Custom mimetypes, such as text/x-spec_data
are assigned in function
detect_mimetype()
(in local file custom.py
). This code identifies SPEC,
NeXus, and (non-NeXus) HDF5 files.
Well-known file types, such as JPEG, TIFF, PNG, plain text, are recognized by library functions called by the tiled server library code.
For the SQLite file (at least at APS beamlines), keep in mind that NFS file access is noticeably slower than local file access. It is recommended to store the SQLite file on a local filesystem for the tiled server.
A bash shell script is available to run your tiled server. Take note of two important environment variables:
HOST
: What client IP numbers will this server respond to? If0.0.0.0
, the server will respond to clients from any IP number. If127.0.0.1
, the server will only respond to clients on this workstation (localhost).PORT
: What port will this server listen to? Your choice here. The default choice here is arbitrary yet advised. Port 8000 is common but may be used by some other local web server software. We choose port 8020 to avoid this possibility.
Once the config.yml
and start-tiled.sh
(and any configured SQLite) files are
prepared, start the tiled server for testing:
$ ./start-tiled.sh
Here is the output from my tiled server as it starts:
Using configuration from /home/beams1/JEMIAN/Documents/projects/BCDA-APS/tiled-template/config.yml
Tiled server is running in "public" mode, permitting open, anonymous access
for reading. Any data that is not specifically controlled with an access
policy will be visible to anyone who can connect to this server.

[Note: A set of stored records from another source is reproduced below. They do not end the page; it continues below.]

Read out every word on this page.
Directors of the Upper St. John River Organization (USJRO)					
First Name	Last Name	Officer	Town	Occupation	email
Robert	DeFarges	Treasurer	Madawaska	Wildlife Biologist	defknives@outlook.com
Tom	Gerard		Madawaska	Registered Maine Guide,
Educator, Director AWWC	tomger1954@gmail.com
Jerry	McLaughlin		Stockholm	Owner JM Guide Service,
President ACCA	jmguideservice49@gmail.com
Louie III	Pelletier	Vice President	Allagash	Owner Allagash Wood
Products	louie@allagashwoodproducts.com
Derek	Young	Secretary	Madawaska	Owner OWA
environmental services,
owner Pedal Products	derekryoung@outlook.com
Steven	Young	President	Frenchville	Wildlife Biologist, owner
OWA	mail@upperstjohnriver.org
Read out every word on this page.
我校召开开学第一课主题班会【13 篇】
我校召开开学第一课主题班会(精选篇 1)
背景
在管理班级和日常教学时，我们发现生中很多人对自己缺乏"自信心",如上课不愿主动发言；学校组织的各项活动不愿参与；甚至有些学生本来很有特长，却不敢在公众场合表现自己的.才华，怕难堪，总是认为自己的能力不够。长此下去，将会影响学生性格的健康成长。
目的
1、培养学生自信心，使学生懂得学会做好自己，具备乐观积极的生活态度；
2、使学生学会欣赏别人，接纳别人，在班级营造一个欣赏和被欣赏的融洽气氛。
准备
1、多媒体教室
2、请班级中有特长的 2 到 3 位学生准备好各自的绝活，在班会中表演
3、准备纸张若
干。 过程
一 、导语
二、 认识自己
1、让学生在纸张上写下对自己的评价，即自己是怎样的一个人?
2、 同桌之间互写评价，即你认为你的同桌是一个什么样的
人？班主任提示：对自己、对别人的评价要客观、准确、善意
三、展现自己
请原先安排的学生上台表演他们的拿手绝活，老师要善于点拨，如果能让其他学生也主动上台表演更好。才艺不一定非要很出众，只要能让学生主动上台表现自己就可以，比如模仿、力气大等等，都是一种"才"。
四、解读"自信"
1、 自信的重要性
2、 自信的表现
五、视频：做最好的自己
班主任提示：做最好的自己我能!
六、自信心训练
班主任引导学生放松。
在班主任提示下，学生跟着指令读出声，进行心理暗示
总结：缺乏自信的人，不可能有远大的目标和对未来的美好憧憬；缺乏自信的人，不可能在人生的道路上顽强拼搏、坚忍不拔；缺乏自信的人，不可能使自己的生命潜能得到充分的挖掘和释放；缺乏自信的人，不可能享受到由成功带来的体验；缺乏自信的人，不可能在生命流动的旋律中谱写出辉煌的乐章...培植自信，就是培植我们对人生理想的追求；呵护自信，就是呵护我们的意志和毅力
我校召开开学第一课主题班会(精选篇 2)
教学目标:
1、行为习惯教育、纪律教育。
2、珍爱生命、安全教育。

Navigate a web browser or connect a Tiled client to:
http://0.0.0.0:8020?api_key=d8edc247909a0246b4e2dd8ca8d75443f87f2c5facd627b703d6635284e2f2fc
Because this server is public, the '?api_key=...' portion of
the URL is needed only for _writing_ data (if applicable).
INFO: Started server process [2033851]
INFO: Waiting for application startup.
OBJECT CACHE: Will use up to 1_190_568_960 bytes (15% of total physical RAM)
INFO: Application startup complete.
INFO: Uvicorn running on http://0.0.0.0:8020 (Press CTRL+C to quit)
Note: In this example, the api_key
is randomly chosen by the server as it
starts. With this option for tiled server startup, a new key is generated each
time. A local installation should make a different choice, to provide its own
key to allow authorized clients to write data (as bluesky documents from a
RunEngine subscription).
Enter the server URL (above: http://0.0.0.0:8020
, not https
) in a web
browser to test the server responds. Observe the server's console output each
time the web browser makes a new request.
Press ^C
to quit the server.
A bash shell script is available to help you manage the tiled server. It runs the tiled server in a screen sessions (so the server does not quit when you logout). The help command shows the commands available:
$ ./tiled-manage.sh help Usage: ./tiled-manage.sh {start|stop|restart|checkup|status}
For example, this linux command shows the server status on my workstation:
./tiled-manage.sh status
# [2023-12-08T11:06:36-06:00 ./tiled-manage.sh] running fine, so it seems
Launch the server (for regular use):
./tiled-manage.sh start
The checkup
command may be used to (re)start the server. For example, to
enable automatic (re)start, add this line to your linux cron
tasks.
*/5 * * * * /full/path/to/your/tiled-server/tiled-manage.sh checkup 2>&1 > /dev/null
Linux command crontab -e
will open an editor where you can paste this line.
The tiled-manage.sh checkup
task will run every 5 minutes (9:10, 9:15, 9:20,
...). Within 5 minutes of a workstation reboot, the tiled server will be
started.
Enter the server URL (above: http://0.0.0.0:8020
, not https
) in a web
browser to test the server responds. Observe the server's console output each
time the web browser makes a new request.
You can use a web browser or find it more convenient to develop your own code
that makes requests using either URIs or Python tiled.client
calls.
Gemviz
, a Python Qt5 GUI program, is
being developed to browse and visualize data from your databroker catalogs.